Instructors

Julia Damerow

PhD Candidate

jdamerow@asu.edu

LSA 269

Office Hours: T/Th 11am - 1pm

I am a computer scientist researching the application of machine learning tools and computation to problems in the field of digital and computational history and philosophy of science. I am interested in topics such as text-mining, semantic networks, the semantic web, ontologies, and how these concepts can be applied to knowledge discovery in history and philosophy of science. My research focuses on developing a software system for researchers in this field that provides them with tools to pursue their research in ways and at scales that were not possible before, enabling big data approaches in history and philosophy of science.


Erick Peirson

PhD Candidate

erick.peirson@asu.edu

LSA 269

Office Hours: T/Th 11am - 1pm

PhD candidate Erick Peirson received his B.S. in Biology from the University of Puget Sound in 2009, before coming to ASU to study the history and philosophy of science as a NSF Graduate Research Fellow in the Center for Biology & Society. Erick’s dissertation traces the history and epistemology of evolutionary ecology, focusing specifically on the emergence and diversification of models of developmental plasticity during the second half of the 20th century. In addition to traditional historical and philosophical methods, Erick is exploring new ways of bringing “big data” and computational methods to bear on the history of 20th-century life sciences. This has led to the Genecology Project, a collaborative historical research project that combines a variety of computational tools and techniques to reconstruct and contextualize patterns of scientific discourse and exchange among 20th-century British plant ecologists.


Prof. Manfred Laubichler

manfred.laubichler@asu.edu

LSA 253

Office Hours: TBA

Manfred Laubichler is a theoretical biologist and historian of science.
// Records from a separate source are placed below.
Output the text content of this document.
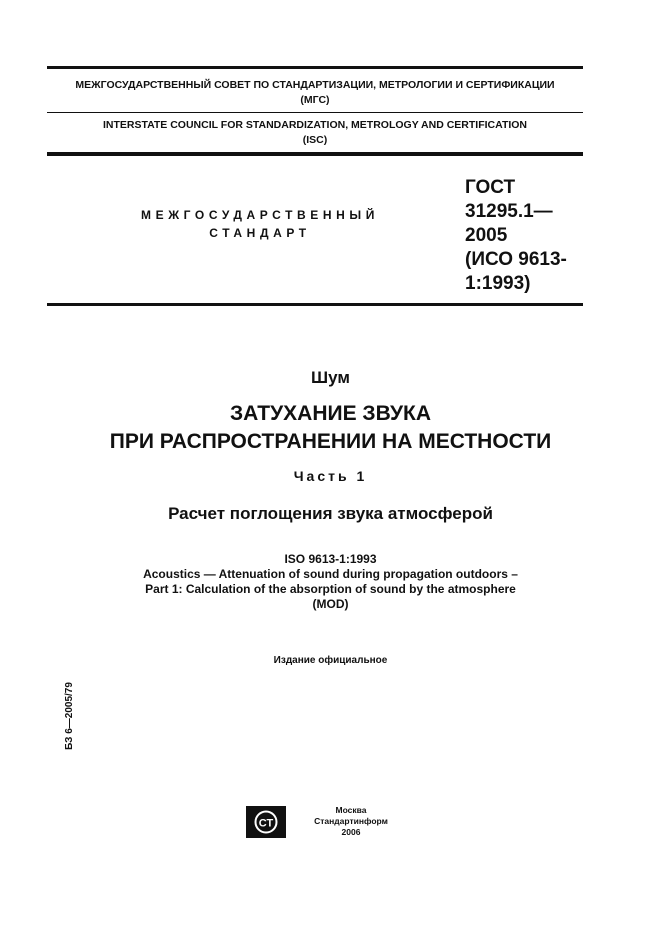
МЕЖГОСУДАРСТВЕННЫЙ СОВЕТ ПО СТАНДАРТИЗАЦИИ, МЕТРОЛОГИИ И СЕРТИФИКАЦИИ
(МГС)
INTERSTATE COUNCIL FOR STANDARDIZATION, METROLOGY AND CERTIFICATION
(ISC)
МЕЖГОСУДАРСТВЕННЫЙ
СТАНДАРТ
ГОСТ
31295.1—
2005
(ИСО 9613-
1:1993)
Шум
ЗАТУХАНИЕ ЗВУКА
ПРИ РАСПРОСТРАНЕНИИ НА МЕСТНОСТИ
Часть 1
Расчет поглощения звука атмосферой
ISO 9613-1:1993
Acoustics — Attenuation of sound during propagation outdoors –
Part 1: Calculation of the absorption of sound by the atmosphere
(MOD)
Издание официальное
БЗ 6—2005/79
СТ
Москва
Стандартинформ
2006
His undergraduate training was in zoology, philosophy and mathematics at the University of Vienna (Austria) and his graduate training was in biology at Yale and in History/History of Science at Princeton. He is associate editor of two journals, "Biological Theory" and the "Journal of Experimental Zoology, Part B: Molecular and Developmental Evolution" and is a visiting scholar at the Max Planck Institute for the History of Science in Berlin and an external faculty member at the Konrad Lorenz Institute for Evolution and Cognition Research in Altenberg, Austria.